"No ring no bring"??

posted 3 years ago in Guests
  • poll: What would you do?
    Suck it up and go anyway : (7 votes)
    4 %
    Don't go, but send a gift/card : (39 votes)
    20 %
    Don't go and DON'T send a gift/card : (137 votes)
    69 %
    Email the bride and tell her you think she's being rude : (16 votes)
    8 %
  • Post # 61
    Member
    559 posts
    Busy bee
    • Wedding: December 2017 - Lake Louise Canada

    Haha WHOA this B* is crazy. “Sorry you RSVP’d no, send me some honeyfund $ anyway.” I hope she stumbles on weddingbee one day. I always think I’ve read it all and someone ups the ante.

    Post # 62
    Member
    2081 posts
    Buzzing bee
    • Wedding: October 2018

    “With people moving in together at a drop of a hat & not really committing to each other after 5-10 years together (heck, we see it here, all the time)…. I’m not sure the whole “established couple” thing is really a thing. I don’t blame the gal. Weddings are expensive. Just don’t go & send a card. No biggie.”

    Some people also get married “at the drop of a hat,” lots of people get divorced or are not committed and loyal during their marriage. I guess the thing to do would be to quiz every couple on the length, seriousness, and committment of their relationship before inviting their SO’s. That way we can weed out those 5 and 10-year couples, married or not, who are not REALLY in an “established relationship”. undecided

    Post # 63
    Member
    11456 posts
    Sugar Beekeeper
    • Wedding: May 2009

    It is perfectly within the bounds of etiquette to draw the line at only inviting the SOs of those who are considered to be a social unit (i.e. married, engaged or — only because etiquette considers them to be secretly married — those who are living together.) However, your friend had already verbally indicated that your SO would be invited, and you are actually living together. Because of those issues, she is being impolite in her actions.
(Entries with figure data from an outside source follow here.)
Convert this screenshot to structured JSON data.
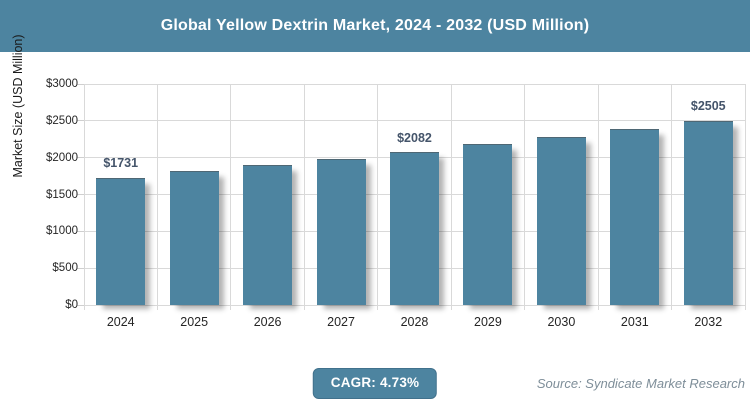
{
  "header": {
    "title": "Global Yellow Dextrin Market, 2024 - 2032 (USD Million)"
  },
  "chart_data": {
    "type": "bar",
    "title": "Global Yellow Dextrin Market, 2024 - 2032 (USD Million)",
    "categories": [
      "2024",
      "2025",
      "2026",
      "2027",
      "2028",
      "2029",
      "2030",
      "2031",
      "2032"
    ],
    "values": [
      1731,
      1813,
      1899,
      1988,
      2082,
      2181,
      2284,
      2392,
      2505
    ],
    "data_labels": [
      "$1731",
      "",
      "",
      "",
      "$2082",
      "",
      "",
      "",
      "$2505"
    ],
    "xlabel": "",
    "ylabel": "Market Size (USD Million)",
    "ylim": [
      0,
      3000
    ],
    "ytick_step": 500,
    "ytick_labels": [
      "$0",
      "$500",
      "$1000",
      "$1500",
      "$2000",
      "$2500",
      "$3000"
    ],
    "grid": true,
    "legend": false,
    "colors": {
      "bar": "#4d84a0",
      "data_label": "#44546a",
      "gridline": "#d9d9d9",
      "tick_text": "#262626",
      "accent": "#4d84a0"
    }
  },
  "footer": {
    "cagr_label": "CAGR: 4.73%",
    "source": "Source: Syndicate Market Research"
  }
}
    If you and your SO were planning to go on this trip, you both could still go and enjoy the rest of the time together, while you go to the wedding for a few hours alone. It’s not ideal, but you could still visit the city together.

     

    Post # 64
    Member
    2811 posts
    Sugar bee

    I think you’ve made all the right decisions here – declining the invite as well as not sending a gift. It is within the bounds of ettiquette not to invite people that aren’t married and that would have been fine, but the fact that she had told you more than once that he would be invited, and discussed it with you directly makes it pretty rude. Especially since he was even on the save the date!

    I bet that she went over budget and had to cull the guest list last minute – likely including you. Disinviting your boyfriend to an out of town wedding is a pretty clear indicator she wasn’t overly invested in your attending.

    Including the honeymoon link in that email was toootally tacky as well. It’s a pretty obvious dig for money and she should have waited for you to ASK for the link to any registry if you still wanted to send a gift. 

    She sounds a bit socially clueless and even though I don’t think this is like a grave and terrible offense, I’m not terribly surprised she has a difficult time hanging onto friends.